I also ache for Donovan as I watch him shoot baskets alone. Or when he brings a picture home from school that he has drawn of his family. There are three. Why are there only tables for four at restaurants? A constant reminder of the missing link in our family.

Donovan will never again wear a pair of Edison’s faded jeans, or one of his washed out T-shirts. Watching Donovan grow up in those clothes always carried a poignant remembrance of brotherly hand-me-downs, the normalcy of it.

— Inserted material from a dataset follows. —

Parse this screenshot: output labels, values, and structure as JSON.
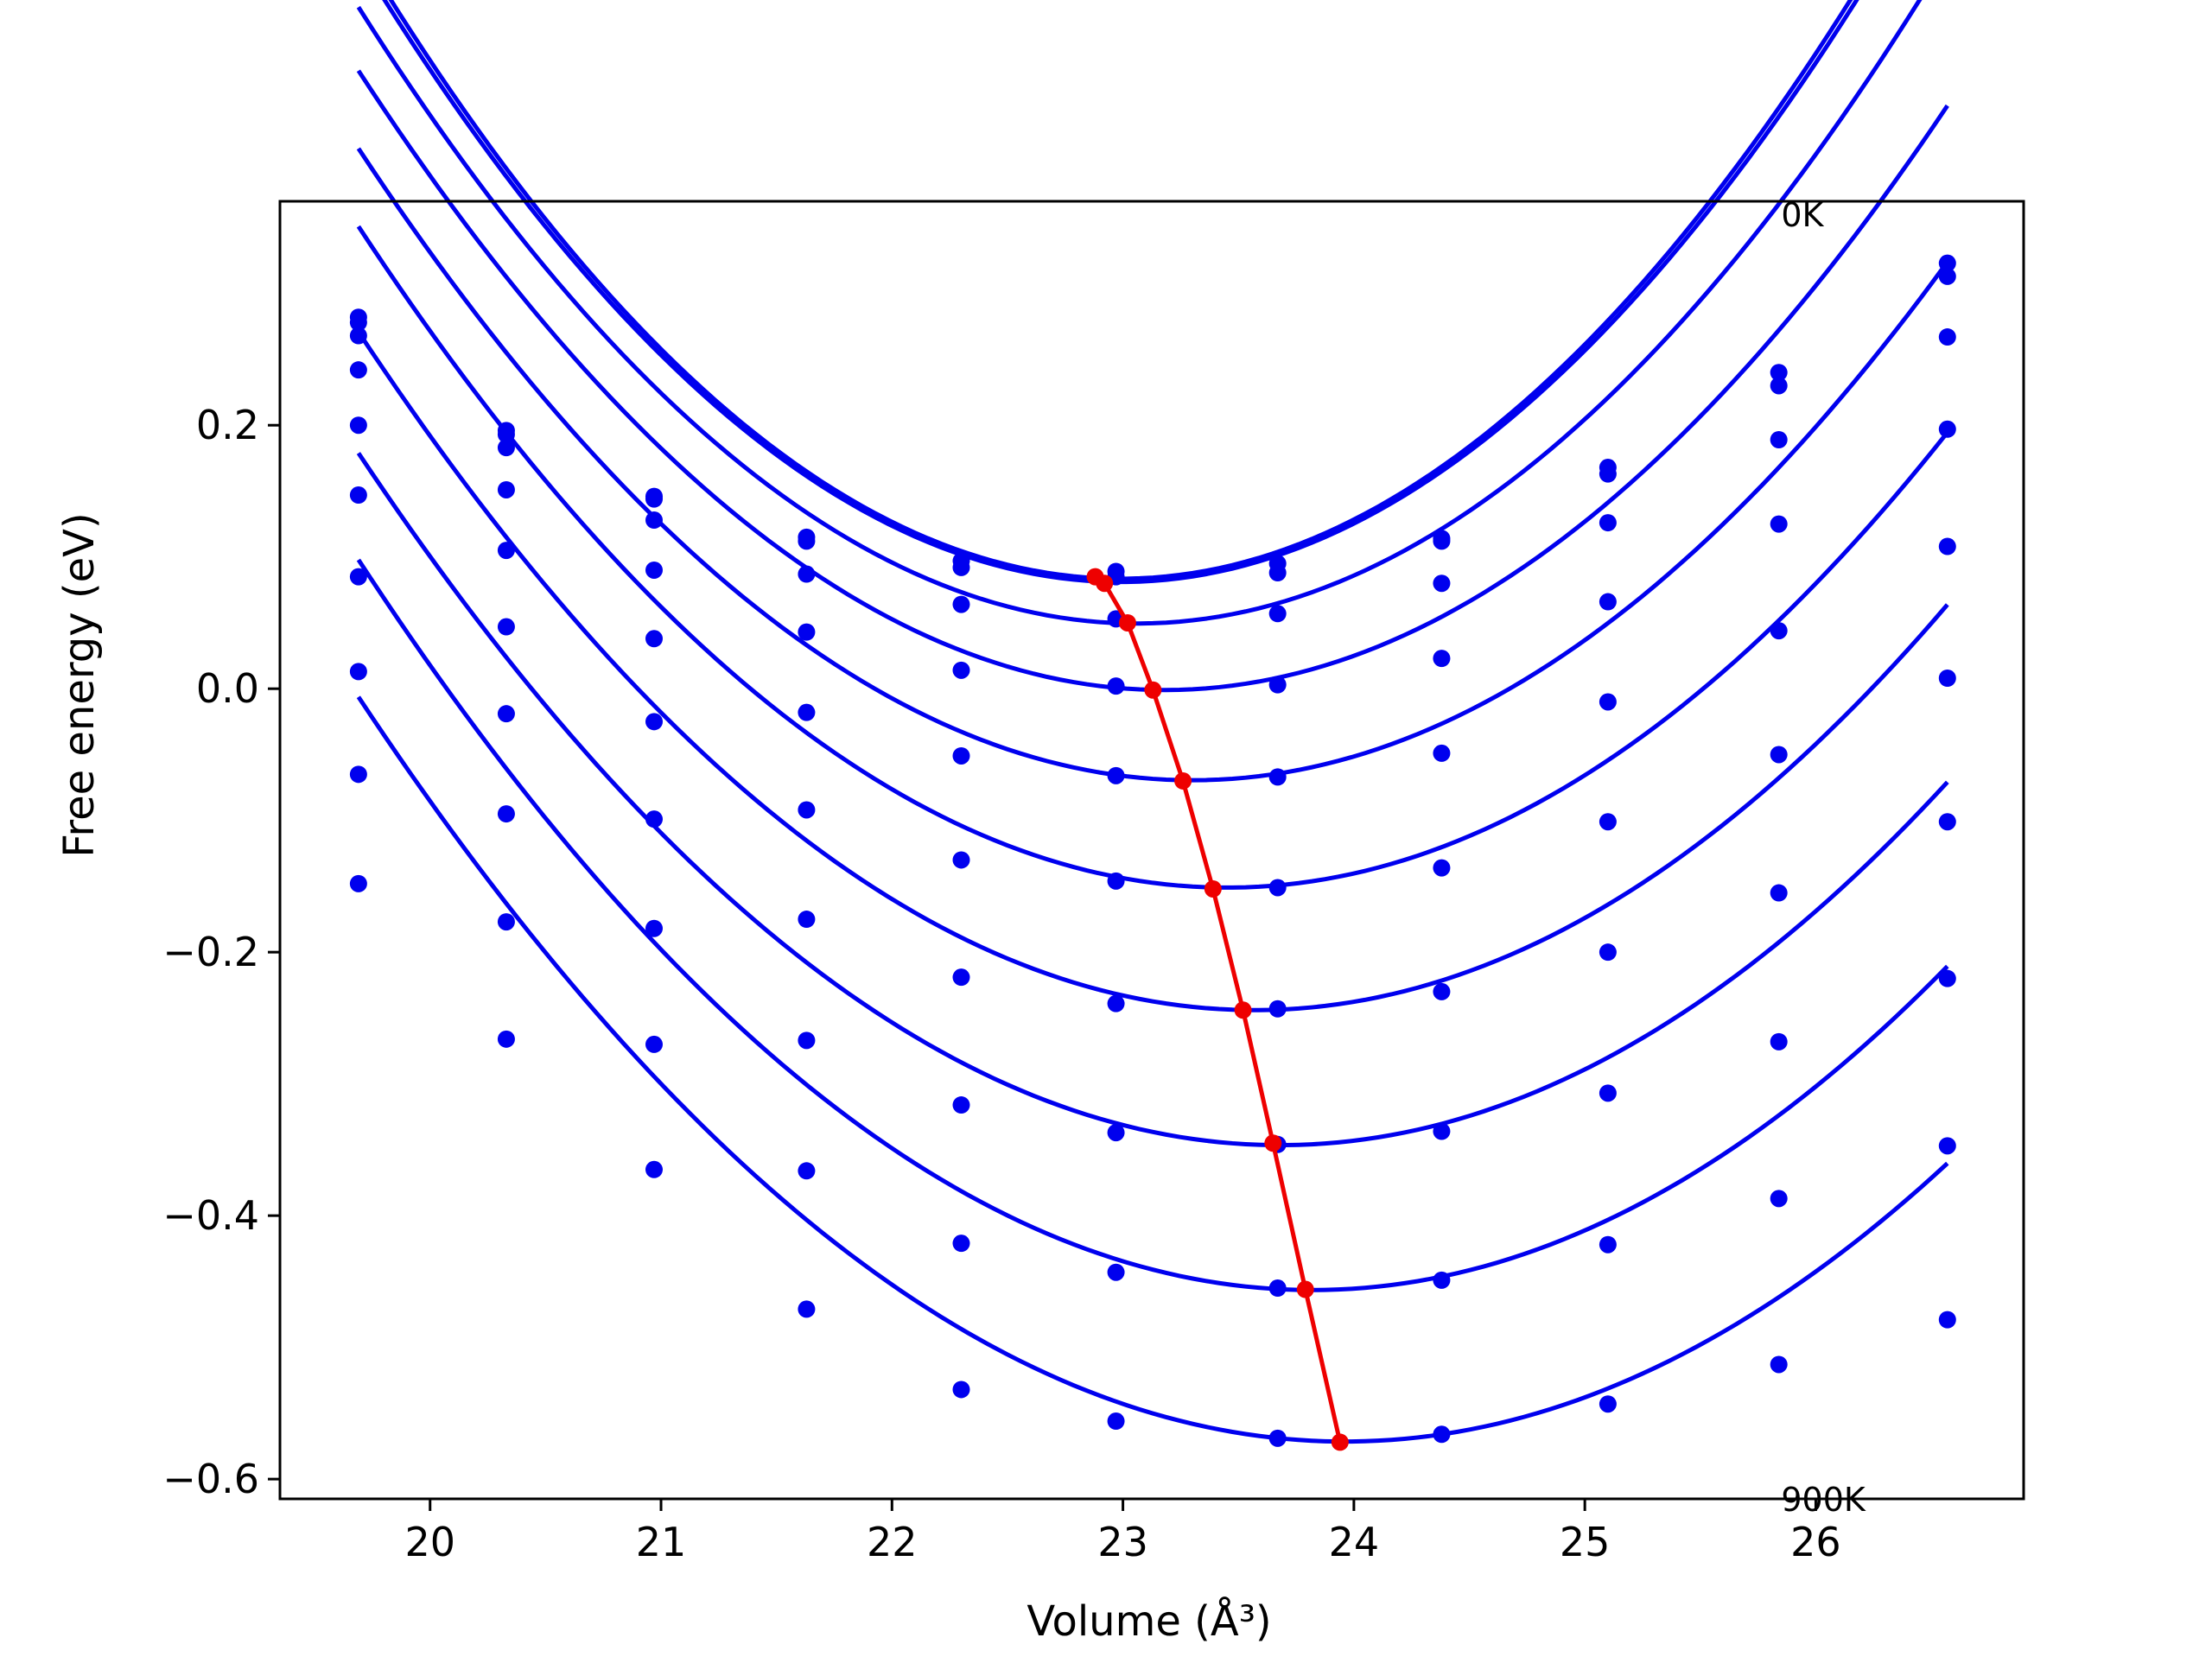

In the years since Edison died, I have asked myself “What if?” and “Why?” If only we hadn’t gone out that day. If I had not tried to progress him from his feeding tube to regular foods. I have sought book after book trying to find an instruction manual on how to grieve. It doesn’t feel like I am doing it right. It doesn’t get better. It gets worse.

Elisabeth Kubler-Ross famously wrote about the stages of dying and grieving. I studied them often as a social work student. I worked with grieving families. I thought I understood grief.

Now I realize that was like thinking you understand water because you’ve been to a lake. And then you go to the ocean. I have Denied, been Angry, Bargained and have been Depressed. There is also an A, Acceptance. At least, she said there is.

Recently, I came across an academic article about pulmonary hypertension in preemies. I reached out to the physician and author of the article. It was not the first time I had emailed a doctor I didn’t know, in search of understanding. But this time was different.

Dr. Brian Hanna, a cardiologist and director of the pulmonary hypertension section at the Children’s Hospital of Philadelphia, emailed back. We met for two hours in the cafeteria of the same hospital where Edison had spent his first 250 days. He painstakingly drew me diagrams and pictures, and explained that it was not a matter of “if,” but “when.” He told me there was nothing that could have been done differently. He gave me permission to examine my son’s life, not his death.

After meeting with Dr. Hanna, I realized Edison had not died early. He had lived long. And boy did he live, showing us all to appreciate every day.

In his six years, Edison did so much. He woke up every day asking, “What we do today?” with eager anticipation. He often went to sleep declaring it “the best day ever!”

Driving home, I cried for both of my sons: For the 6-year-old who received all of my attention for the years he was here, and has continued to receive that attention in the years he was not. And for my other child, who has had half a mother for three years. Edison would be ashamed at how I am taking care of his baby. While nothing about this journey has been linear, I am working every day to be the emotionally available mother that our 6 year old, Donovan, deserves.

So, two boys age 6 have taught their mommy many lessons. Most of all they have taught me that your heart can smile and break all at one time and will do so daily.

My heart is just beginning to heal. But while still broken, I will smile for Donovan. I will smile for Edison. I will smile that my grief journey has been mine, and not like those written in books. I may not be doing it correctly, I may be doing it for too long, but like my children, I am doing it with everything I have.